Electric Flux Closed Surface
Description:
A surface which is closed from all the sides is called a closed surface and if you light a bulb inside , no light should come out of it.
We have two type of closed surfaces −
- A closed sphere
- A cube or a cuboid
In this topic we will be experimenting using a cube which is closed and also has 6 plane surfaces. All the surfaces are having a particular area and each area is having a particular direction.
In a closed surface the direction of A→ is always be pointing normally outward the surface.
Each surface is given names (1,2,3,4,5,6) as shown in figure.
Let, the cuboid be placed in an electric field, then the total flux linked with it will be calculated by adding the flux linked with each surface of the cuboid.
We know that Φ = EACos θ
If we take the Area (1), then the flux linked with it will be −
ΦE1 = EAcos(180) = -EA
Since, the area vector is outside the area (1) and E→ in opposite direction of the A→. So the angle between (E→ and A→ is 180o)

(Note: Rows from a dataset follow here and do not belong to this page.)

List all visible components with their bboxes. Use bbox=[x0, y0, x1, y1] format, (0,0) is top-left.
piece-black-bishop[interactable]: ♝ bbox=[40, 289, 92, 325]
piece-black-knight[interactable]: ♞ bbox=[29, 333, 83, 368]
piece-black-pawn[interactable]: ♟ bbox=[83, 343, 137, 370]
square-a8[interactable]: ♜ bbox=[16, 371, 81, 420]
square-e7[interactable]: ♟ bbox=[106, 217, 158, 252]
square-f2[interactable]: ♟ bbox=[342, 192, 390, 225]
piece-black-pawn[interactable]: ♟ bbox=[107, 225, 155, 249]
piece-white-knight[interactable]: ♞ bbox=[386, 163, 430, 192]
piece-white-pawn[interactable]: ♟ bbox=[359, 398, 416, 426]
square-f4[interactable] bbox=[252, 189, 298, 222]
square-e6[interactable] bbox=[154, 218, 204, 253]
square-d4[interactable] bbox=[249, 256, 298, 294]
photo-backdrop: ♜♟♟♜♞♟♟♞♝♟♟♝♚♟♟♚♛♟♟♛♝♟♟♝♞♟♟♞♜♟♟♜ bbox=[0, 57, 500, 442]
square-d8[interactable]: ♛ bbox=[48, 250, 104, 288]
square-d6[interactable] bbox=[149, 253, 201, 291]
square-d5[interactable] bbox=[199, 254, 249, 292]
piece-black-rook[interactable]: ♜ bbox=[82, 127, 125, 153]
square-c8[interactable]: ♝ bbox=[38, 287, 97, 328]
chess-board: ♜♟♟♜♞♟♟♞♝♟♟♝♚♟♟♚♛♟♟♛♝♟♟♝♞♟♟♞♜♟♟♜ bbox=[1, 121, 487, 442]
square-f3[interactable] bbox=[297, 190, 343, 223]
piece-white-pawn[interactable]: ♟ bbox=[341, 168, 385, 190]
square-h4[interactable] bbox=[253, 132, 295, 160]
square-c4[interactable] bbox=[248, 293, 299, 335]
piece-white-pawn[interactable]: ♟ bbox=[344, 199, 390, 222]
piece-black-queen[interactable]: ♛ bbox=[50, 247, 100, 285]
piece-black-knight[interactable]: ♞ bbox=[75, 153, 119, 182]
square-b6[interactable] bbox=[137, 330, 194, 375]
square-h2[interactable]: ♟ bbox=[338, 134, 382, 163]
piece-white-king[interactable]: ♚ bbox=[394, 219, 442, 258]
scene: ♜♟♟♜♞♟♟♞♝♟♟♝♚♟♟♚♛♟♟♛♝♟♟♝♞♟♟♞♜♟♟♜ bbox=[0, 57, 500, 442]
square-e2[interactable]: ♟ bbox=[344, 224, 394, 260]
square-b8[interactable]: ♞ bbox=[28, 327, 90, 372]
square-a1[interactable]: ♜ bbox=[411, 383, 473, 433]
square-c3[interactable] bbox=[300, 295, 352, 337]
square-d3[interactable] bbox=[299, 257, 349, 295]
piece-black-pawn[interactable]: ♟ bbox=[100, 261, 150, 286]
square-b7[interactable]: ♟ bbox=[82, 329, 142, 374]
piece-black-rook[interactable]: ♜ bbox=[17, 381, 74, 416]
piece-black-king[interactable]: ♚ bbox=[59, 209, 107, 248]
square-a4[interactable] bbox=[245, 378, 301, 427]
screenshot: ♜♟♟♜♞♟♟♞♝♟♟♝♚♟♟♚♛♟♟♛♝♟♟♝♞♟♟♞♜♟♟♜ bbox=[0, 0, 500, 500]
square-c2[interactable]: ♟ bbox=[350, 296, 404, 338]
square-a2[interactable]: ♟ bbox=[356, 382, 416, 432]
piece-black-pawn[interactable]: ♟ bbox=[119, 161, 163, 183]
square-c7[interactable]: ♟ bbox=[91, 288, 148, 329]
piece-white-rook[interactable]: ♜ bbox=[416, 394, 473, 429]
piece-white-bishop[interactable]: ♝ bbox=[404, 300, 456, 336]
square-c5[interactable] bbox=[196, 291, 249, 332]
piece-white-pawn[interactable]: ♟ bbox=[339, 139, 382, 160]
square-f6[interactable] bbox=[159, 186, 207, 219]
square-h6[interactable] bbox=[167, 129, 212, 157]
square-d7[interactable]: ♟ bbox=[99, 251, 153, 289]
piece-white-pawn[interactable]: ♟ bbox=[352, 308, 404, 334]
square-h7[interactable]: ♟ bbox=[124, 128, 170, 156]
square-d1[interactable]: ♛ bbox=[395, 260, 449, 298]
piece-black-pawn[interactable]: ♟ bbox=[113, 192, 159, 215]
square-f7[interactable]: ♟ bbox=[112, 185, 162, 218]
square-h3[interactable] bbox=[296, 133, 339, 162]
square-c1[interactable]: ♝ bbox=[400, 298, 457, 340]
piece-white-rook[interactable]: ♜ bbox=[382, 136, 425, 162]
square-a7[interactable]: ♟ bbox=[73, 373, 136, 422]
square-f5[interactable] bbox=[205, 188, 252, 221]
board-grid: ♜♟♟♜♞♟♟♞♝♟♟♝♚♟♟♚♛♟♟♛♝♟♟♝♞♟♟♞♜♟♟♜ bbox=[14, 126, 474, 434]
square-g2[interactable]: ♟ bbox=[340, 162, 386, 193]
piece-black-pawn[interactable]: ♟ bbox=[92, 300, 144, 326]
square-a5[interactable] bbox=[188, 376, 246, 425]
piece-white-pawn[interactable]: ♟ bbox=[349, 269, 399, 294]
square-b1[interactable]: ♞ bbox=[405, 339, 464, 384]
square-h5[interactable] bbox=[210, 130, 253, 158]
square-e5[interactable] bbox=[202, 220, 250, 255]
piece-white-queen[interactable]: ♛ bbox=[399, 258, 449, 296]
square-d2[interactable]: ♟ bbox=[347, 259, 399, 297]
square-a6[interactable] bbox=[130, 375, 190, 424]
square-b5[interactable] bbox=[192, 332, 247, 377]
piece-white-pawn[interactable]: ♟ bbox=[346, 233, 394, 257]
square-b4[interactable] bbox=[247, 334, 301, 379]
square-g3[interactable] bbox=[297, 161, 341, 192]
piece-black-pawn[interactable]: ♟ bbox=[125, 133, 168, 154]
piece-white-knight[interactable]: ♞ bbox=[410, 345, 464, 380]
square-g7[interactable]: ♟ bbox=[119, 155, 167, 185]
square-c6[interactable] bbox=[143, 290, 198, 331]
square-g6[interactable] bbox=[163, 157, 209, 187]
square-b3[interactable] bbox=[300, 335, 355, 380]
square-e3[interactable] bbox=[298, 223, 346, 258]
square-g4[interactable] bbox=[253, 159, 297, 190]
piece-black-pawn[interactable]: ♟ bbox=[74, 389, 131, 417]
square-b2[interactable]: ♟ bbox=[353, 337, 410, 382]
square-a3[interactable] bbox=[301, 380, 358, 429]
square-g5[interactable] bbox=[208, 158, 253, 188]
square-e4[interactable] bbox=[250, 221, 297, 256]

If we take the surface (2) where the angle between (E→ and A→ is 90o)
Then the flux linked with it will be −
ΦE2 = EA Cos(90) = 0
Similarly for surface (3) the angle between (E→ and A→ is 0o)
Then the flux linked with it will be −
ΦE3 = EAcos(0) = EA
For surface (4) the angle between (E→ and A→ is 90o)
Then the flux linked with it will be −
ΦE4 = EAcos(90) = 0
For surface (5) the angle between (E→ and A→ is 90o)
Then the flux linked with it will be −
ΦE5 = EAcos(90) = 0
For surface (6) the angle between (E→ and A→ is 90o)
Then the flux linked with it will be −
ΦE6 = EAcos(90) = 0
So, the total electric flux due to all the area will be given by the closed integral of all the electric flux linked with each surface.
ΦE = ∮ dΦ = 0
So, Flux linked with a closed surface in an electric field is ΦE = ∮E→ . dA→ But in case of a closed cuboid flux linked is zero.
Note − Flux for two or more surfaces cannot be calculated together at a time. As angle formed by different surface with respect to the electric field will be different therefore, for each surface electric flux will change.